A Whole-genome Analysis of Transcription Factor Binding Site Data.

Caroline Finnerty1, Dr. James McInerney2
1caroline.s.finnerty@may.ie, Bioinformatics and Pharmacogenomics Laboratory; 2james.o.mcinerney@may.ie, Bioinformatics and Pharmacogenomics Laboratory

Modern biology has provided us with many surprises most notably the discovery of the number of genes in our genome. Before completion of the human genome the estimate of gene content was in the region of 50-100,000 genes. This large number of genes was believed to explain our complexities over other species of mammals. Upon completion of the human genome the discovery that we have a mere 30,000 genes (the same number as in mouse) required a new theory. One, which is gaining popular acceptance, is a theory that explains our uniqueness not by having a greater number of genes but by how these genes are regulated. This theory suggests that we have the same families of genes as other mammals but they appear to be expressed at various levels, at different stages, in the differing genomes.

Our approach is to analyse, on a genome-wide scale the upstream regions of human genes with an emphasis on transcription factor binding sites. Using existing databases such as TRANSFAC to retrieve transcription factor binding site data we will recode each transcription factor binding site with a different number so that each upstream region will be identified by a different subset of numbers. Using these newly recoded vectors, the following analyses will be carried out; multiple alignment, multi-variate analysis, neural-network analysis and expression analysis using microarray data.

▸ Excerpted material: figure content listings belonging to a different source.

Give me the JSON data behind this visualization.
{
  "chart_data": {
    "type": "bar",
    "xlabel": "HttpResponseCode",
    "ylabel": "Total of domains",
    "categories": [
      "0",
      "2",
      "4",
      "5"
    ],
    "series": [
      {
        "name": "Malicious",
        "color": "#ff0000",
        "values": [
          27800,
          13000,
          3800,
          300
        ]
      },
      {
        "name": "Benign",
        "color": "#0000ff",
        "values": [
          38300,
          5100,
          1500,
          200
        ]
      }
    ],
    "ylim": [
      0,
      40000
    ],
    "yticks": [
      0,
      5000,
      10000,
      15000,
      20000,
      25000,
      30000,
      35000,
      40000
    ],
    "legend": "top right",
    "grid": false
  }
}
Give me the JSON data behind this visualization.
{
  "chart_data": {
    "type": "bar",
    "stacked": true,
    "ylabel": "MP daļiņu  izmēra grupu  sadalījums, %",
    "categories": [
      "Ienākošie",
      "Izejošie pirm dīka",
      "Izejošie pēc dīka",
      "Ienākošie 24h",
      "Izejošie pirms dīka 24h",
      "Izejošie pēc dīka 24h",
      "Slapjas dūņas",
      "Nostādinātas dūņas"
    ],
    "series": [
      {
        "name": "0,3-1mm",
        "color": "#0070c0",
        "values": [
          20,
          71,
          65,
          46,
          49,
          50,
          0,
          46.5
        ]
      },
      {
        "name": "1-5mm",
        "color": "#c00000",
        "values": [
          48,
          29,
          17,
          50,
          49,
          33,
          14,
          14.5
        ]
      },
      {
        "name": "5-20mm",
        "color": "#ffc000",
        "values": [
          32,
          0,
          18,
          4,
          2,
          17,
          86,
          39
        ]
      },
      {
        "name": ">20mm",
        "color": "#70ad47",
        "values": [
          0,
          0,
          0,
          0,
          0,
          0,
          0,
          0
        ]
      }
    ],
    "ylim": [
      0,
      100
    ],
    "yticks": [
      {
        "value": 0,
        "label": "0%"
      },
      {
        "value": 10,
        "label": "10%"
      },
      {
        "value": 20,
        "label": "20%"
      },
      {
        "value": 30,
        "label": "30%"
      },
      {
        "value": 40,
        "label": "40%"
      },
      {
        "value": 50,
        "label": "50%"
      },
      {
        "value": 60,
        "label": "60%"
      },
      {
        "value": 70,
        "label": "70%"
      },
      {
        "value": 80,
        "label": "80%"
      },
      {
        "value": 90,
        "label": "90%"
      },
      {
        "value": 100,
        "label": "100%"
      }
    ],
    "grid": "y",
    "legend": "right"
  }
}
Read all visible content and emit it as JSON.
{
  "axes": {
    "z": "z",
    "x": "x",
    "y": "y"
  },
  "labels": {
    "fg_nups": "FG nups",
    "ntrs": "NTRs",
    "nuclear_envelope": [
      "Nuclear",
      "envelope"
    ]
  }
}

These approaches should enable one to identify homologous upstream regions as well as those that are divergent. The biological significance of this work will be to determine if two genes which have similar upstream regions have a similar function and if they will be expressed to the same level and conversely, if two genes have very divergent upstream sequences will their functions and expression levels also be dissimilar? The ultimate goal is to infer expression pattern from sequence.

Future work will include a comparative approach, analysing the mouse genome in a similar manner and comparing transcription factor binding site information with expression profiles of both human and mouse genes.